Showing posts with label degrees of freesom. Show all posts
Showing posts with label degrees of freesom. Show all posts

Wednesday, March 6, 2013

correlation basics


We use linear regression to find relationships between two or more variables and to create a model that attempts to describe the relationship. 

A scatterplot is a 2-dimensional graph that displays pairs of data (i.e. observations). 

A correlation coefficient is a number that tells strength and direction of a relationship. 

·         0 means no linear relationship exists (could be there is a curved relationship)

·         +1 or -1 means the points fall on a perfect straight line   

·         The closer the number is to +1 or -1, the stronger the relationship. 

·         Rule of thumb is that +0.7  or -0.7  (or more) is a strong relationship; +0.5 or -0.5 indicates a moderate relationship.
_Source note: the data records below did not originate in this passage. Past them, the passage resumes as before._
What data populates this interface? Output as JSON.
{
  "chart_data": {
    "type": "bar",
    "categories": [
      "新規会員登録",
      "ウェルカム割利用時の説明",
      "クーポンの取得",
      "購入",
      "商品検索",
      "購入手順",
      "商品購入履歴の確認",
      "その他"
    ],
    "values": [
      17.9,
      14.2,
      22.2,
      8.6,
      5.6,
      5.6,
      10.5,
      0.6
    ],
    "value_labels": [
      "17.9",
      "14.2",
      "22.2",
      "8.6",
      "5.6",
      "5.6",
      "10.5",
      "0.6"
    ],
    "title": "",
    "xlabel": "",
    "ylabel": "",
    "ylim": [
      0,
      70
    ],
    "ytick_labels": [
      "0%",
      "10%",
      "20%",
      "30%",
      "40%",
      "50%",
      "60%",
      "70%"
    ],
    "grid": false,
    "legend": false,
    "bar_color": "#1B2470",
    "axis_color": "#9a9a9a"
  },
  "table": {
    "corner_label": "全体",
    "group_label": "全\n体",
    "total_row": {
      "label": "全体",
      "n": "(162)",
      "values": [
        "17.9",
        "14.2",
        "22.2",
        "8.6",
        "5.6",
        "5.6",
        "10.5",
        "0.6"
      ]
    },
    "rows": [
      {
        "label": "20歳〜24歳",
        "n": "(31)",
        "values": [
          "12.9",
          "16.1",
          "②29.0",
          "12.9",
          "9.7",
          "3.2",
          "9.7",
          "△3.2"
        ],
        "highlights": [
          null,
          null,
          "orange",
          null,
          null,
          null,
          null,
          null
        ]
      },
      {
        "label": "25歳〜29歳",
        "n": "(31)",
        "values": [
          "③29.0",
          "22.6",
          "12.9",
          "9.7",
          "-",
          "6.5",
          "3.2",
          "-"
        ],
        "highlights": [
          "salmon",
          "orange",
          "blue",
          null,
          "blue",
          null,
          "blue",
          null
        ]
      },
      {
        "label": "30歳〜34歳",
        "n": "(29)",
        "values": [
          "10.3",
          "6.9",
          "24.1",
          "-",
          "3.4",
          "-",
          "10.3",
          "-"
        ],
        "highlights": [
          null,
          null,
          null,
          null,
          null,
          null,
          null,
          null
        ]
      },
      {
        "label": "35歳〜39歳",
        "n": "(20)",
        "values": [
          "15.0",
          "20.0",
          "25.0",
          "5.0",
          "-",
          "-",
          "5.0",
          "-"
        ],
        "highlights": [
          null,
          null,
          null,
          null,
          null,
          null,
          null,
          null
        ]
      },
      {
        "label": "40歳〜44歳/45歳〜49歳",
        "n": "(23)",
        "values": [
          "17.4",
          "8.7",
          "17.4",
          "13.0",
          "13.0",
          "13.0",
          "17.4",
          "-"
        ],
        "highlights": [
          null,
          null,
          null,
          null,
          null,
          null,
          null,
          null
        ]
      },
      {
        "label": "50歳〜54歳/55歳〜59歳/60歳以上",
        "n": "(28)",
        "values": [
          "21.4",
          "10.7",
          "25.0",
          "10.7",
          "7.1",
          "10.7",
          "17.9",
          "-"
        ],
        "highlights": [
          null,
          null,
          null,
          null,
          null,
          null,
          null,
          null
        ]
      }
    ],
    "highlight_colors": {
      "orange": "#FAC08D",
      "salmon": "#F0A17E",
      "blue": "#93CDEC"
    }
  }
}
Kinds of correlation coefficient – the one used depends on the kind of data:

·         Pearson r – used for data measured at least on an interval level (such my as data for TL, SL, and SV scales)

·         Spearman rho – used for linear relationships when data is measured on an ordinal scale (such as a ranking)

·         Phi – used for linear relationships for data measured dichotomously (e.g. yes/no, pass/fail)

·         also Point Biserial and Eta....don’t care about these for now

For a null hypothesis, the expected correlation is 0.  The key question is whether the variance from what we expect can be attributed to a relationship that really exists, or is the variance found only because of a sampling error.

A one-tailed hypothesis assumes the relationship is positive or negative.

A two-tailed hypothesis makes no assumption about the relationship.  

For a correlational study, degrees of freedom = N-2.  One degree of freedom is lost for every variable in the model.  Degrees of Freedom represents how many numbers are free to vary in a calculation sequence (Steinberg, 2008). 

References

Rumsey, D. (2009). Statistics II for Dummies.  Hoboken, NJ: Wiley Publishing, Inc.

Steinberg, W. J. (2008). Statistics Alive! Thousand Oaks, CA: Sage Publications.